9. The device of claim 7, wherein said third body comprises a shoulder with ends that interact with said teeth of said front protection body to limit oscillation strokes between said front protection body and said back body.

10. The device of claim 9, wherein said shoulder is semicircular and is formed at an extremity of a thickening of said third body so as to be slightly distanced from said seating that provides a hinging point of said hinged articulation and so as to accommodate part of said overhanging ring.

11. The device of claim 4, wherein said third body comprises at least one through-hole provided at a rounded surface in a central part thereof for securing the third body to the underlying back body and for further coupling the back body to said rounded surface.

12. A shoe having a flexible toe part connected to a back part thereof at a metatarsal region that corresponds to a metatarsus region of a user foot, a sole, and a device for controlling flexion of the toe region, said device comprising:

a front protection body that engages an outside region of the toe part and extends along a side of said toe part at an edge region of said sole to act as a slider-protection and so that an extremity thereof arranges at the metatarsal region of the shoe, said protection body being removably coupled to the shoe;

a back body removably fixed to the outside of the shoe with an extremity thereof arranged at said metatarsal region and hinged at said extremity of said front protection body so as to provide a hinged articulation that allows oscillation strokes between said toe part and said back part;

a third body that is locally superimposed to said front protection body and said back body, at said hinged articulation; and

stops provided at said hinged articulation so as to limit said oscillation strokes between said front protection body and said back body.

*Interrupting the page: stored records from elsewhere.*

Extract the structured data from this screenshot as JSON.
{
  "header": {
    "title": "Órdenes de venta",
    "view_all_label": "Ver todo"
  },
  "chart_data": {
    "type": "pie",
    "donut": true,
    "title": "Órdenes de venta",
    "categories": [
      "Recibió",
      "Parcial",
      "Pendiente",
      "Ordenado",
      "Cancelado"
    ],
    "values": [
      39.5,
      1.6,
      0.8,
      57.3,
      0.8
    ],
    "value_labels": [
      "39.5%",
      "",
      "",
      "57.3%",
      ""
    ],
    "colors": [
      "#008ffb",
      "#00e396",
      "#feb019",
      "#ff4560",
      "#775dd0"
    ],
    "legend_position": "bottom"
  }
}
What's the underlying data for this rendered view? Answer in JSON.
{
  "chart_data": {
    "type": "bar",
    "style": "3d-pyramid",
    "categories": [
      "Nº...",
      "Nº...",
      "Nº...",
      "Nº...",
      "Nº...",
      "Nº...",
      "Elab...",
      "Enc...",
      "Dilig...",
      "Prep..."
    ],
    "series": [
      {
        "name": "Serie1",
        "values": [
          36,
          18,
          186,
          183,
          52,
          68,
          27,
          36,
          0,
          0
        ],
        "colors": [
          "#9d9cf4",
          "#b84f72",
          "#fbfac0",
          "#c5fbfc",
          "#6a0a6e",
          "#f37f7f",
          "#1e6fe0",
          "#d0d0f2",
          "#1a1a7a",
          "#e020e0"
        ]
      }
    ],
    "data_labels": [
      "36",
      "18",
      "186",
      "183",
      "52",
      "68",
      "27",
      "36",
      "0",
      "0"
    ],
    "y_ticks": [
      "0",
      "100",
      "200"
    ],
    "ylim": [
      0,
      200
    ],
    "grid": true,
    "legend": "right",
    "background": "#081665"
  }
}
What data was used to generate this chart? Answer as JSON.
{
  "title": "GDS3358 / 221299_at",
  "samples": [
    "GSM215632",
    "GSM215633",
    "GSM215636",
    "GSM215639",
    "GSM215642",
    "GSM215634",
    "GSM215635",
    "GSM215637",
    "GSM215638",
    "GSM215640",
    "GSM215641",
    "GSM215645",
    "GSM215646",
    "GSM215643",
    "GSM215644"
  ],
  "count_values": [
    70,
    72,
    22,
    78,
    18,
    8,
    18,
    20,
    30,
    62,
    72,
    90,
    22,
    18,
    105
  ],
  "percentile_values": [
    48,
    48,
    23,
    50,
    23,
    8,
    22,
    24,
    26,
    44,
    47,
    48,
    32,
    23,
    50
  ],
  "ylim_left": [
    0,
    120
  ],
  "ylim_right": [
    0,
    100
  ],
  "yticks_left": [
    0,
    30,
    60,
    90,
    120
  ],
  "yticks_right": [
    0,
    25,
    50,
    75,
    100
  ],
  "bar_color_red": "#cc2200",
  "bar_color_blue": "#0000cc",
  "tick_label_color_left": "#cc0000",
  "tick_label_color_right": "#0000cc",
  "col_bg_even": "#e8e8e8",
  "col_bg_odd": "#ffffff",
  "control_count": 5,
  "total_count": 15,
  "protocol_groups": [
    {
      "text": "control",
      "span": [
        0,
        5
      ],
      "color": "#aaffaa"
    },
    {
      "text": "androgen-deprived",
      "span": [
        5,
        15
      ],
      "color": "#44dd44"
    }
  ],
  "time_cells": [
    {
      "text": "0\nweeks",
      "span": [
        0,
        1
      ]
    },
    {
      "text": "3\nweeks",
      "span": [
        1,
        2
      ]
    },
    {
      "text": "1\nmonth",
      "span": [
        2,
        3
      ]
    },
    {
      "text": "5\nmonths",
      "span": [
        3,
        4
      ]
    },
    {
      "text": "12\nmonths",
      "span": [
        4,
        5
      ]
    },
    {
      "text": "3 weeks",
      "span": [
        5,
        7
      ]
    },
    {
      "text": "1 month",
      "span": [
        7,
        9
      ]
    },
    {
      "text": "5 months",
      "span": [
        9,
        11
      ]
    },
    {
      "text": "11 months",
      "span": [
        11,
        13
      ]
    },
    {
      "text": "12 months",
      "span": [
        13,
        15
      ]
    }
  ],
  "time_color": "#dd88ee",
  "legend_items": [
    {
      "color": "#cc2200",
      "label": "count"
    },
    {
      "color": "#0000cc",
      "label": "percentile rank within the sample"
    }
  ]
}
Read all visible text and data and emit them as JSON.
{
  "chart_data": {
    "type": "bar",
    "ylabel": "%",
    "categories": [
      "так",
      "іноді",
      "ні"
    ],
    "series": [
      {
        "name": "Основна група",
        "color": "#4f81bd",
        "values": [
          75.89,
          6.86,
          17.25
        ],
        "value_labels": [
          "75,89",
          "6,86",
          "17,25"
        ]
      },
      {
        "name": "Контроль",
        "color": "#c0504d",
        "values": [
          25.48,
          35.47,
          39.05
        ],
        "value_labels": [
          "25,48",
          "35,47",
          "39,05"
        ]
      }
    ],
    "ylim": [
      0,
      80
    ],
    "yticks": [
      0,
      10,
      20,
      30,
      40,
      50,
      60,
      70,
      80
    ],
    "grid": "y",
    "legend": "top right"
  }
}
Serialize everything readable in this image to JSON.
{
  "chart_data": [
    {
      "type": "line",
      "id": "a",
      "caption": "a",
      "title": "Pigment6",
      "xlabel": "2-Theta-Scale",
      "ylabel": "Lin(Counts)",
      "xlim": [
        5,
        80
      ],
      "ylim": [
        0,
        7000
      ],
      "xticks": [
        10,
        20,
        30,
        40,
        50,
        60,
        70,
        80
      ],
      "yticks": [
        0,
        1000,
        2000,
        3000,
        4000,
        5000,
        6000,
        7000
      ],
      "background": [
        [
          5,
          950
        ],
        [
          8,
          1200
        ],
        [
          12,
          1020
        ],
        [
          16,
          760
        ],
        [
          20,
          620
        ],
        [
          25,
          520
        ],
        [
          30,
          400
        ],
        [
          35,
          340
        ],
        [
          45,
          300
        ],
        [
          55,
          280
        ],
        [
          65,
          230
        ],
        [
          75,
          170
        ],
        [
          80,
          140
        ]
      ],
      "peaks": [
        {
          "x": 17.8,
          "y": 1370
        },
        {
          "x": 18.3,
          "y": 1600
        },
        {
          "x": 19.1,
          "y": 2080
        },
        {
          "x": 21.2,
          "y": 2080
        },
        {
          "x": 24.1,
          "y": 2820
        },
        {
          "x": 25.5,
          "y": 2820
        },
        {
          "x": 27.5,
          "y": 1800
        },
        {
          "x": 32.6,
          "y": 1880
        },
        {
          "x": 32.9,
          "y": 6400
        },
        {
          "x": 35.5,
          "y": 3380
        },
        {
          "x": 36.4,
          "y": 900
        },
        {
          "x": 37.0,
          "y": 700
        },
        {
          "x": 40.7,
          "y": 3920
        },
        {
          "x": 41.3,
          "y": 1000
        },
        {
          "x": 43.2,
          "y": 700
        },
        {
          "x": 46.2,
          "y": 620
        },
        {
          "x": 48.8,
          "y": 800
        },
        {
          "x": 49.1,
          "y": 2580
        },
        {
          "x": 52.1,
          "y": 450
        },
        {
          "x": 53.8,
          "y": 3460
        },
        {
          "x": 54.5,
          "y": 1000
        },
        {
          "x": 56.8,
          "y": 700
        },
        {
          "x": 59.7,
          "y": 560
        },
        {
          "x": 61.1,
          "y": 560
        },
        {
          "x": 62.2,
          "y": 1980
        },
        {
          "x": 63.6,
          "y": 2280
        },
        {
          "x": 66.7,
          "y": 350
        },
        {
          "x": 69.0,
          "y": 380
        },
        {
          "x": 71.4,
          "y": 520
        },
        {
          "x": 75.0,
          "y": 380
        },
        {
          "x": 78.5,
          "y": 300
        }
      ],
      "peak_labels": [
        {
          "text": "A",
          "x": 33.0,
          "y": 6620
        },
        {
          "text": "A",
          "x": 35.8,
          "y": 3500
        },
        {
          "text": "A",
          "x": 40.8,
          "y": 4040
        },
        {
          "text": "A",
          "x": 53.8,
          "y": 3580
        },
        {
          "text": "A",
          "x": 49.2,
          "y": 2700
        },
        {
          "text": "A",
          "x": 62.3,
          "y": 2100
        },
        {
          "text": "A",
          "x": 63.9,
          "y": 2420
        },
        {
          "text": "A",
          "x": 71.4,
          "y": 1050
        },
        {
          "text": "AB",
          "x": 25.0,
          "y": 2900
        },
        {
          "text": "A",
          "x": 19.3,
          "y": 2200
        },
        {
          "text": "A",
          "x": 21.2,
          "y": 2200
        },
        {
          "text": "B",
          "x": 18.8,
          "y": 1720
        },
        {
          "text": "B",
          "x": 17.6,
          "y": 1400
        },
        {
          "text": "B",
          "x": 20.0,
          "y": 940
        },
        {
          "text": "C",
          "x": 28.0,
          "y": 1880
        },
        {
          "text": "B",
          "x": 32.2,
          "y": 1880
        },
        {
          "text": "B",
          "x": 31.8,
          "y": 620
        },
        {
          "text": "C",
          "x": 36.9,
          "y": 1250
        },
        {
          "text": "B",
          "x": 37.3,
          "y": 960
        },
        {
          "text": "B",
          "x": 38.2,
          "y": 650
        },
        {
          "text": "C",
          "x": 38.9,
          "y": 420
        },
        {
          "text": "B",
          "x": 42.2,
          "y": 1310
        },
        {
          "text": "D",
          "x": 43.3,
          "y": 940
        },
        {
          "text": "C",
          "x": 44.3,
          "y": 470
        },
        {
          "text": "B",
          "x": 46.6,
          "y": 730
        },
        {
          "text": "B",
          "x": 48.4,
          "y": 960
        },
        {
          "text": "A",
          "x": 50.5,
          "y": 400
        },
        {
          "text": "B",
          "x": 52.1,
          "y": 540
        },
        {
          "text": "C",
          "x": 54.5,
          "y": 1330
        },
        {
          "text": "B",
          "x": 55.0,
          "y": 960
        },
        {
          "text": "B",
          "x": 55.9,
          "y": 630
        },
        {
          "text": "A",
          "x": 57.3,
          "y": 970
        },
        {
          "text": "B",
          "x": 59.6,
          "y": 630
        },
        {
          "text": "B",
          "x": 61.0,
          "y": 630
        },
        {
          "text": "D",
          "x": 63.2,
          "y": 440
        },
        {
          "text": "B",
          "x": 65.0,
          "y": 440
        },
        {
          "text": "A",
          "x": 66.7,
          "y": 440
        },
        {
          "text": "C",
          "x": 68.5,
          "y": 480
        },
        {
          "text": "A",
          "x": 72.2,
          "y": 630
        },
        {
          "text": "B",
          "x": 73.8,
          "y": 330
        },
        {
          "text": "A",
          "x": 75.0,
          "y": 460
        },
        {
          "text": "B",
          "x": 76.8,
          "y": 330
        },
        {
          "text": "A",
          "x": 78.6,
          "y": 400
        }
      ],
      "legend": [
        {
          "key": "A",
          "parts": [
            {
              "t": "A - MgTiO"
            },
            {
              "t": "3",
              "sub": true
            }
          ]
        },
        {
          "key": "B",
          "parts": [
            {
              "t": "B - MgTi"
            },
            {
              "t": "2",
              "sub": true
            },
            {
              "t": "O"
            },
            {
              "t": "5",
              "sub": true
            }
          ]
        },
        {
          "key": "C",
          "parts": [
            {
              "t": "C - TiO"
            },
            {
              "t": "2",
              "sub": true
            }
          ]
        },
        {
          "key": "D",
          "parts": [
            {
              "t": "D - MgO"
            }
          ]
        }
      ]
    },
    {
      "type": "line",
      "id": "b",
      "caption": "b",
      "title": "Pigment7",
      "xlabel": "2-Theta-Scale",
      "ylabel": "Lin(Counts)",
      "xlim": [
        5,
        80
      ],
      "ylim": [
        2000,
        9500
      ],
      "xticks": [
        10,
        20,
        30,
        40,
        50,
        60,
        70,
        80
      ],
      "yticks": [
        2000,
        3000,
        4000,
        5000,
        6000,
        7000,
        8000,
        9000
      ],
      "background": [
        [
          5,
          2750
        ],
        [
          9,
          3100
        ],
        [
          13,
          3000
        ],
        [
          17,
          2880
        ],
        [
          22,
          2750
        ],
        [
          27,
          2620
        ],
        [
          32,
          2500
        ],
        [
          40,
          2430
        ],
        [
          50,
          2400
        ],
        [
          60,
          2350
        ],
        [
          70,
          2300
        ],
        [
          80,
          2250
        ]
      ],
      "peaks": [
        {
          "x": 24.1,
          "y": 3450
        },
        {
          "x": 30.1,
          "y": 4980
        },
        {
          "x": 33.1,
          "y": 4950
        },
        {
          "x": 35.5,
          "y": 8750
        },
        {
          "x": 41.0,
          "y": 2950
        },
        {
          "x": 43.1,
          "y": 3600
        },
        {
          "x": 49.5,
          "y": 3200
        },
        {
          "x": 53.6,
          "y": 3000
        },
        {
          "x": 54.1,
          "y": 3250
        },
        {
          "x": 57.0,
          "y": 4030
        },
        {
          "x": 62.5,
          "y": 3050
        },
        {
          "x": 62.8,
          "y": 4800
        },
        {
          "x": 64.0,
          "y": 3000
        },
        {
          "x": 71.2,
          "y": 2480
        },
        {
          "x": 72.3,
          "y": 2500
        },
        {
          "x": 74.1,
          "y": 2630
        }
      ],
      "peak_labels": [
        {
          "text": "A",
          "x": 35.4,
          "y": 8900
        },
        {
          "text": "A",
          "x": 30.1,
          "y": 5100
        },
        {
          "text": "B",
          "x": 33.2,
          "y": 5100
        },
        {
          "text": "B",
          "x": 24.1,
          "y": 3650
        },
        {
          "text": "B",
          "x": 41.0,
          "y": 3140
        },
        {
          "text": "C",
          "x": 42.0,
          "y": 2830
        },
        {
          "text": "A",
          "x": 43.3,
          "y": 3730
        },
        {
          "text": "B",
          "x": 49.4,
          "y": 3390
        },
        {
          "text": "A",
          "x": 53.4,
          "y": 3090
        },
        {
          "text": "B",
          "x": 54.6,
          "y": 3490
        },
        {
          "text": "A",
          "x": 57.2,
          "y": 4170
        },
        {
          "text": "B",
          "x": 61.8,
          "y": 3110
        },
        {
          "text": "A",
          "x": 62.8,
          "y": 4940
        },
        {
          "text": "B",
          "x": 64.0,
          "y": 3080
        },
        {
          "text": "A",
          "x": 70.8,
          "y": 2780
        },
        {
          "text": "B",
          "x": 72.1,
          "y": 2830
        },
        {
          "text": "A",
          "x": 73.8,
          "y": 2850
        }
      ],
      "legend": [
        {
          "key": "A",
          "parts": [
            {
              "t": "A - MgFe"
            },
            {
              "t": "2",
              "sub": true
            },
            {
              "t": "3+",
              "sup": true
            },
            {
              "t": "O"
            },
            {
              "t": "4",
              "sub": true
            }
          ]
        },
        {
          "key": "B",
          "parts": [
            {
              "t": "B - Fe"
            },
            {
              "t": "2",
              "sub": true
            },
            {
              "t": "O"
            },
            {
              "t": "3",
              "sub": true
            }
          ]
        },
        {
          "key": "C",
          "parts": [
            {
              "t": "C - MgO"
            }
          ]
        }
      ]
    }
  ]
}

13. A shoe having a flexible toe part connected to a back part thereof at a metatarsal region that corresponds to a metatarsus region of a user foot, a sole, and a device for controlling flexion of the toe region, said device comprising:

a front protection body that engages an outside region of the toe part and extends along a side of said toe part at an edge region of said sole to act as a slider-protection and so that an extremity thereof arranges at the metatarsal region of the shoe, said protection body being removably coupled to the shoe;

a back body removably fixed to the outside of the shoe with an extremity thereof arranged at said metatarsal region and hinged at said extremity of said front protection body so as to provide a hinged articulation that allows oscillation strokes between said toe part and said back part;

a third body that is locally superimposed to said front protection body and said back body at said hinged articulation;

oscillation stroke limiting stops provided at said third body; and

oscillation stroke limiting stops provided on said front protection body, at said hinged articulation for limiting in cooperation with said oscillation stroke limiting stops provided at said third body said oscillation strokes between said front protection body and said back body.